JAMA. 2017 Mar 7;317(9):937-946. doi: 10.1001/jama.2017.0972.
Association of Rare and Common Variation in the Lipoprotein Lipase Gene With Coronary Artery Disease.
Khera AV1, Won HH2, Peloso GM3, O'Dushlaine C4, Liu D5, Stitziel NO6, Natarajan P1, Nomura A1, Emdin CA1, Gupta N7, Borecki IB4, Asselta R8, Duga S8, Merlini PA9, Correa A10, Kessler T11, Wilson JG12, Bown MJ13, Hall AS14, Braund PS13, Carey DJ15, Murray MF15, Kirchner HL15, Leader JB15, Lavage DR15, Manus JN15, Hartzel DN15, Samani NJ13, Schunkert H16, Marrugat J17, Elosua R17, McPherson R18, Farrall M19, Watkins H19, Lander ES7, Rader DJ20, Danesh J21, Ardissino D22, Gabriel S7, Willer C23, Abecasis GR24, Saleheen D25, Dewey FE4, Kathiresan S1; Myocardial Infarction Genetics Consortium, DiscovEHR Study Group, CARDIoGRAM Exome Consortium, and Global Lipids Genetics Consortium.
The activity of lipoprotein lipase (LPL) is the rate-determining step in clearing triglyceride-rich lipoproteins from the circulation. Mutations that damage the LPL gene (LPL) lead to lifelong deficiency in enzymatic activity and can provide insight into the relationship of LPL to human disease.
To determine whether rare and/or common variants in LPL are associated with early-onset coronary artery disease (CAD).
Design, Setting, and Participants:
In a cross-sectional study, LPL was sequenced in 10 CAD case-control cohorts of the multinational Myocardial Infarction Genetics Consortium and a nested CAD case-control cohort of the Geisinger Health System DiscovEHR cohort between 2010 and 2015. Common variants were genotyped in up to 305 699 individuals of the Global Lipids Genetics Consortium and up to 120 600 individuals of the CARDIoGRAM Exome Consortium between 2012 and 2014. Study-specific estimates were pooled via meta-analysis.
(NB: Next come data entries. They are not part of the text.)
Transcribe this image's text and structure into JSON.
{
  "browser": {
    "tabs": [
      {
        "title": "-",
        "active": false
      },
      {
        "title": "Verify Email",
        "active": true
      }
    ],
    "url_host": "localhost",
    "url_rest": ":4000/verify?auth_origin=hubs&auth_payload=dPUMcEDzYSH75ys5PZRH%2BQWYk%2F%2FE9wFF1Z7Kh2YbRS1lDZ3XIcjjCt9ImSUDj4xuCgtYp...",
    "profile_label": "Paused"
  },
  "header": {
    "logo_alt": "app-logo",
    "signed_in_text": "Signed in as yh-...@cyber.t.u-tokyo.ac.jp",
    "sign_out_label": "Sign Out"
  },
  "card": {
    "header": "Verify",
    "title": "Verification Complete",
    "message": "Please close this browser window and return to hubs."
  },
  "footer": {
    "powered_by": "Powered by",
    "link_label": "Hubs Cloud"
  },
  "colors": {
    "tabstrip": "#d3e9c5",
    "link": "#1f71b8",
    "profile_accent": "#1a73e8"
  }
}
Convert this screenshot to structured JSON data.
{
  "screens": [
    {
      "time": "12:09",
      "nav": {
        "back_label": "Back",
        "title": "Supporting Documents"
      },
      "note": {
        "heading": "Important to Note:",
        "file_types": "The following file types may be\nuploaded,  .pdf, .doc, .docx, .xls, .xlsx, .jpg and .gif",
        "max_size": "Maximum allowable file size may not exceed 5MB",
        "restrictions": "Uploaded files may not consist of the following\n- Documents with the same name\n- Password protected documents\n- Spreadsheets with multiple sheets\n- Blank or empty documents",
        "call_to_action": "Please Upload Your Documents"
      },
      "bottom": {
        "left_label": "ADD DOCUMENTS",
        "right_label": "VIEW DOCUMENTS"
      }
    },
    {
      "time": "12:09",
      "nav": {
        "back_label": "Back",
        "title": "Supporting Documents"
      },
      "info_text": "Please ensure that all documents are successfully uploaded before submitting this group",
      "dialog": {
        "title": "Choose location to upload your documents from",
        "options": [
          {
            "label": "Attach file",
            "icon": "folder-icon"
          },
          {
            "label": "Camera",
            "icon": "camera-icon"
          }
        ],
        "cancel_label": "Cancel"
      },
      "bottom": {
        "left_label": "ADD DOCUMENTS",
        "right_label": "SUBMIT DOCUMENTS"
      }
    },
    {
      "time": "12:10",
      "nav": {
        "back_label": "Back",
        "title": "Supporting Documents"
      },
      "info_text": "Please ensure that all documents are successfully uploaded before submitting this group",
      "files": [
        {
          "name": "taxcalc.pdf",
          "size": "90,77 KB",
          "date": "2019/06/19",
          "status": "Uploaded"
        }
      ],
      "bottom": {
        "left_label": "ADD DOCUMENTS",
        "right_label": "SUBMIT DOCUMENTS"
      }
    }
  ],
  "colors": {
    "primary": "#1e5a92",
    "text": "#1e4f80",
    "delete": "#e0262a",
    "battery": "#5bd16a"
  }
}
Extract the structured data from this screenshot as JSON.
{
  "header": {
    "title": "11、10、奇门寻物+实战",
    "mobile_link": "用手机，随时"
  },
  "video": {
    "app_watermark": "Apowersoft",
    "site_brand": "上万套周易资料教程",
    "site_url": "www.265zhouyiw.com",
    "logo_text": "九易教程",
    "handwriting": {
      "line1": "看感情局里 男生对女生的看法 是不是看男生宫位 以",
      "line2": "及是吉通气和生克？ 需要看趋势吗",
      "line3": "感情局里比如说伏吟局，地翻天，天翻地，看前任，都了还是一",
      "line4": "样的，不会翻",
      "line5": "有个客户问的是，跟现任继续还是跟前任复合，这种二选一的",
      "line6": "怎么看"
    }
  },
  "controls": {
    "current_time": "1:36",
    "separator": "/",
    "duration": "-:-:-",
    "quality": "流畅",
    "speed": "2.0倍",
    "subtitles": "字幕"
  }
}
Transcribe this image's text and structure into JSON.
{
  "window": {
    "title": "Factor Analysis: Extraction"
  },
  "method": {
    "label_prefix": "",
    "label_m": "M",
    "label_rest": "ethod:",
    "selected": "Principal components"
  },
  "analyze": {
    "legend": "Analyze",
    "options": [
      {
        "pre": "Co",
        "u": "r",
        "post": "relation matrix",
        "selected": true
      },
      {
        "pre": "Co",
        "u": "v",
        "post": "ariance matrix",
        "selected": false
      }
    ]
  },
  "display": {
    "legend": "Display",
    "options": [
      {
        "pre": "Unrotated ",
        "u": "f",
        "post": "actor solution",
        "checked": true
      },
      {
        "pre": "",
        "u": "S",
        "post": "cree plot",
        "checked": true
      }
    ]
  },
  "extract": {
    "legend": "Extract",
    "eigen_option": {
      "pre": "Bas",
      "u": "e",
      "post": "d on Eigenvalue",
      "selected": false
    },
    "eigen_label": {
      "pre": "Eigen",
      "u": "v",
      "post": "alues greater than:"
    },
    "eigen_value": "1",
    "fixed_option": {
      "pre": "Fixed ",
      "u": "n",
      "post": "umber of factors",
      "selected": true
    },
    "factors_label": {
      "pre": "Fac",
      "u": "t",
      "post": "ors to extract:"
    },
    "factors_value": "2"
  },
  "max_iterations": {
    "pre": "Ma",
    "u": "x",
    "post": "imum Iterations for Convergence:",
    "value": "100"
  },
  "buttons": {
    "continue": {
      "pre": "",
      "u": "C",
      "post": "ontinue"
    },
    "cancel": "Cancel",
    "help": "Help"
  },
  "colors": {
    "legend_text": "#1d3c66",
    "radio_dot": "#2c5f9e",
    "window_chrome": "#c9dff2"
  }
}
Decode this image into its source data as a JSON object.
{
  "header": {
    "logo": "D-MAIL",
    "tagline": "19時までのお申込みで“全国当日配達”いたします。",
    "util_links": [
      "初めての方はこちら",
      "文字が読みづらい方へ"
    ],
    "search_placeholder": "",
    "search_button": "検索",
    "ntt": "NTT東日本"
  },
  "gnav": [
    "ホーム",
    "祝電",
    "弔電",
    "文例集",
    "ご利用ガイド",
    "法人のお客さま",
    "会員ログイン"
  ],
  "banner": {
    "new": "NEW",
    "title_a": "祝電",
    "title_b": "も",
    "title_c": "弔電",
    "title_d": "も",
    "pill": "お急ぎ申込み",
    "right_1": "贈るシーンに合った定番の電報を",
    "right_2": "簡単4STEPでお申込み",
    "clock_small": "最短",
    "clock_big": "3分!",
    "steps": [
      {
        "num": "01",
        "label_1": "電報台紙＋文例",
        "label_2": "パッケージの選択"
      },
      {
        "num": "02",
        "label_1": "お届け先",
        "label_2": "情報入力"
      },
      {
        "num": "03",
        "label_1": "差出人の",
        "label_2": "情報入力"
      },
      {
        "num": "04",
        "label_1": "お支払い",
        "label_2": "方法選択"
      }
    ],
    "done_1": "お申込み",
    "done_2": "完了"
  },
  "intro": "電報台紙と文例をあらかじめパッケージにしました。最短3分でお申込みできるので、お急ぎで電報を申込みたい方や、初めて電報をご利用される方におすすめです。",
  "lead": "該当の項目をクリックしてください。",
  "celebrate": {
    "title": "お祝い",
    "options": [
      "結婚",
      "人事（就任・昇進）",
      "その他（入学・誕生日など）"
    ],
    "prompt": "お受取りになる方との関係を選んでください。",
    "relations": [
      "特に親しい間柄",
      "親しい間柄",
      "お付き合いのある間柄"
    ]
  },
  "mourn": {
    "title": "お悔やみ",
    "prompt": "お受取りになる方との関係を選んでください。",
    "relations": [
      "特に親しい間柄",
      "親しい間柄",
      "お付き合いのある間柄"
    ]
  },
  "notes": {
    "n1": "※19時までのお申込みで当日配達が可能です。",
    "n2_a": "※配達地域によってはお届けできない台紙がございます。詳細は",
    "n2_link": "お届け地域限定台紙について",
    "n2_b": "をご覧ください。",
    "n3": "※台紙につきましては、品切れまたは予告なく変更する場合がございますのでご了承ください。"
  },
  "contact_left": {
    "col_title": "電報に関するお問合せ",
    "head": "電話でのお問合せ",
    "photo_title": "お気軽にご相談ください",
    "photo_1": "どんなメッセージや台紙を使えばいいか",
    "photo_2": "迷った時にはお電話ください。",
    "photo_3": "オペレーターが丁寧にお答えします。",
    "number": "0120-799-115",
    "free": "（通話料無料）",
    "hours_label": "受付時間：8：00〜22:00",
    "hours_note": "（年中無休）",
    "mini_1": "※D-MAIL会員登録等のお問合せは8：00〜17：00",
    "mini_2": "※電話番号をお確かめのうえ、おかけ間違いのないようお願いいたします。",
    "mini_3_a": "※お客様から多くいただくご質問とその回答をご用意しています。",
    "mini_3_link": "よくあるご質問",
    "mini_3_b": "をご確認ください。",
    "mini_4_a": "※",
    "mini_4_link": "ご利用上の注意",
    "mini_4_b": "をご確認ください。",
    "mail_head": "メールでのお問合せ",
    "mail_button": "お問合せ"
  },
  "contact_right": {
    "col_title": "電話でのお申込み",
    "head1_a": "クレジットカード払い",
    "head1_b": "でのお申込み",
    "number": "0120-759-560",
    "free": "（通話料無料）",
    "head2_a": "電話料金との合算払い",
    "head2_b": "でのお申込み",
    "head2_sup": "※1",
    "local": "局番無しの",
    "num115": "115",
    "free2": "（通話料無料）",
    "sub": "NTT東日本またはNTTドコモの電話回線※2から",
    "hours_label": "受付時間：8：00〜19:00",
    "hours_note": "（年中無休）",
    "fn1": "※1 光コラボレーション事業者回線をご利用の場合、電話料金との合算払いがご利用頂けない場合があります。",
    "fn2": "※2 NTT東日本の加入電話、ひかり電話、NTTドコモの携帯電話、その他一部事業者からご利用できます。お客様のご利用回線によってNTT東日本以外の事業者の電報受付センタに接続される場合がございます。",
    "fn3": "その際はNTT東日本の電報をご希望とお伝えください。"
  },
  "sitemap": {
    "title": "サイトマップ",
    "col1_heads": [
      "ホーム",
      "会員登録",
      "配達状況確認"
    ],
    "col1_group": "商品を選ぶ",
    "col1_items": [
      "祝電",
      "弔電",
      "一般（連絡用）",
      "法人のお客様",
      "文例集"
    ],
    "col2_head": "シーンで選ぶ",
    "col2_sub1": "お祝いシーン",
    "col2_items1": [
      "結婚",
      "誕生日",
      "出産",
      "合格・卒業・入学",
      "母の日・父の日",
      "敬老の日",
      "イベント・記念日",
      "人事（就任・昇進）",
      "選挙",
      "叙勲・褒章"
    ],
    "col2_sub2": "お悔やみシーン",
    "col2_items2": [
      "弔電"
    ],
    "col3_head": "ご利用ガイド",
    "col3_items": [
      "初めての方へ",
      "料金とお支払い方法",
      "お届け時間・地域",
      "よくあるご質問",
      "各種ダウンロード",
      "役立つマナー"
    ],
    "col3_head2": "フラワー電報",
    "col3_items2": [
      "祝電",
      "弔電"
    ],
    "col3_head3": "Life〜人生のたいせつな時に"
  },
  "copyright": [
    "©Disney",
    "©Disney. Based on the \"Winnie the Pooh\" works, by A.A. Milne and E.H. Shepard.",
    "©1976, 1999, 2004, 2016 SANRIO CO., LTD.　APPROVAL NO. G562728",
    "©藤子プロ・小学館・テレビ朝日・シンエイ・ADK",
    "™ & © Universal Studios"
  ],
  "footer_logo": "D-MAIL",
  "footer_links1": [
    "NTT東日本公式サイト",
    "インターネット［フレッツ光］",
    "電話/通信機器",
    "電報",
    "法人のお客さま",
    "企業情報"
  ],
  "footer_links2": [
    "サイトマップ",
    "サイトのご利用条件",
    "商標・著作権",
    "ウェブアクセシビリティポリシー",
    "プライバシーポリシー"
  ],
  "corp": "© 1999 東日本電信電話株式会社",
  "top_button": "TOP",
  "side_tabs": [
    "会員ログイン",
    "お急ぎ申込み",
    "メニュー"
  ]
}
Rare damaging mutations in LPL included loss-of-function variants and missense variants annotated as pathogenic in a human genetics database or predicted to be damaging by computer prediction algorithms trained to identify mutations that impair protein function. Common variants in the LPL gene region included those independently associated with circulating triglyceride levels.
Main Outcomes and Measures:
Circulating lipid levels and CAD.
Among 46 891 individuals with LPL gene sequencing data available, the mean (SD) age was 50 (12.6) years and 51% were female. A total of 188 participants (0.40%; 95% CI, 0.35%-0.46%) carried a damaging mutation in LPL, including 105 of 32 646 control participants (0.32%) and 83 of 14 245 participants with early-onset CAD (0.58%). Compared with 46 703 noncarriers, the 188 heterozygous carriers of an LPL damaging mutation displayed higher plasma triglyceride levels (19.6 mg/dL; 95% CI, 4.6-34.6 mg/dL) and higher odds of CAD (odds ratio = 1.84; 95% CI, 1.35-2.51; P < .001). An analysis of 6 common LPL variants resulted in an odds ratio for CAD of 1.51 (95% CI, 1.39-1.64; P = 1.1 × 10-22) per 1-SD increase in triglycerides.
Conclusions and Relevance:
The presence of rare damaging mutations in LPL was significantly associated with higher triglyceride levels and presence of coronary artery disease. However, further research is needed to assess whether there are causal mechanisms by which heterozygous lipoprotein lipase deficiency could lead to coronary artery disease.